I was sad because no matter what I did, how fluent I was at English, how much I dressed like an American – I would never be viewed as an American to Caucasian Americans. The girl-next-door is not a girl with yellow skin, small eyes, and black hair. I would always be on the outside. I would always be viewed as being from somewhere else.
Perhaps this is why I identify more closely with my Korean roots than I do with my American ones. And although I identify with being Korean more than I do being American, I have to say that I am truly a mix of both ideals. I can’t help but think that the fact that my heart goes to Korea might be because of the message that I received when I was younger and the message that I still receive today.
That message struck me loud and clear, when I saw Katy Perry’s performance at the AMAs. She was in full-fledged yellowface: Pale skin, eye make-up that made her eyes look sharper, lips stylized like those in old Asian paintings of Geishas and her background dancers’ make-up was even more exaggerated. She was singing a song about unconditional love (submissive Asian wife), while dancing like what she presumably thought Geishas would dance like. Her costume was a sexy-fied version of the traditional kimono (that I discovered has a Mandarin collar – blending Asian cultures, as if the media doesn’t do that already) and her dancing, along with the dancing of the back-up dancers, was doll-like.

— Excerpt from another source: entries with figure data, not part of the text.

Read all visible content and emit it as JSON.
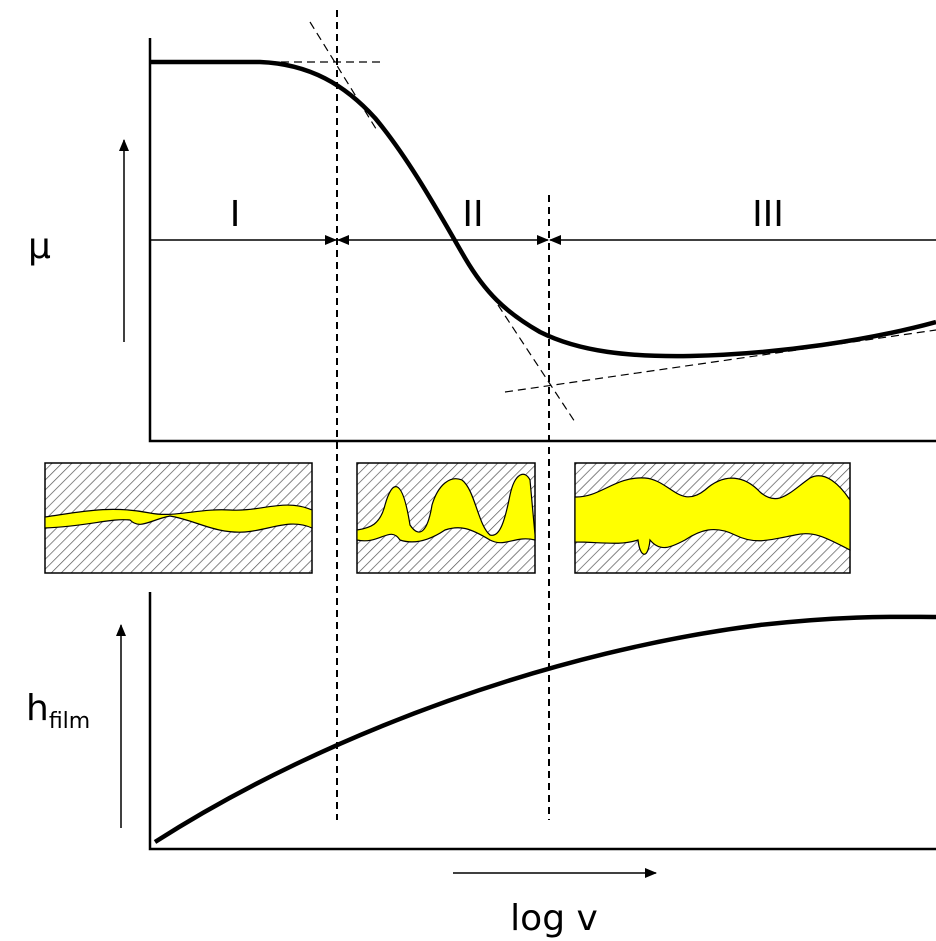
{
  "labels": {
    "y_top": "μ",
    "y_bottom": {
      "main": "h",
      "sub": "film"
    },
    "x": "log v"
  },
  "regimes": [
    "I",
    "II",
    "III"
  ]
}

Her performance gave me another reminder as to why I have been made to feel excluded in a country that I was born in. It was a reminder as to why in my youth I would be confronted with kids stretching out their eyes and saying indecipherable words that sounded Asian to them. It was a reminder as to why when I was with my other Korean girlfriends, studying for midterms during college, two white college boys asked if we were studying math and science and upon us ignoring them thought it would be okay to say our faces would look pretty on their genitals. It was a reminder as to why the cat-calls I receive are not just because of my gender but tailored specifically for my Asian ethnicity, shouting that they would “love me long time”.
I’ve seen the comments that defend Katy Perry – saying she openly appreciates Japanese culture and other comments saying people are taking everything offensively. But, why be complacent? Haven’t Asians been complacent enough? The people performing and in the media hold a lot of power to change societal perceptions, so when they choose to degrade and objectify a culture, they are perpetuating future stigmatization of upcoming generations of that culture. There is a difference between cultural appreciation and simplifying a culture to one’s convenience. True cultural appreciation strives to spread awareness and accurate facts about a culture. Katy Perry and so many other white artists utilized something exotic so they, the white person, could stand out, while the culture they are mocking is very clearly “othered”.
This trend in popular music and Hollywood needs to stop. White people, stop trying to be anything other than white. Seriously, Miley, Selena, Gwen, Katy – STOP. 100% of the time, you will get it horribly wrong and you will stand out, not by looking or seeming exotic, but by being a massively ignorant clown.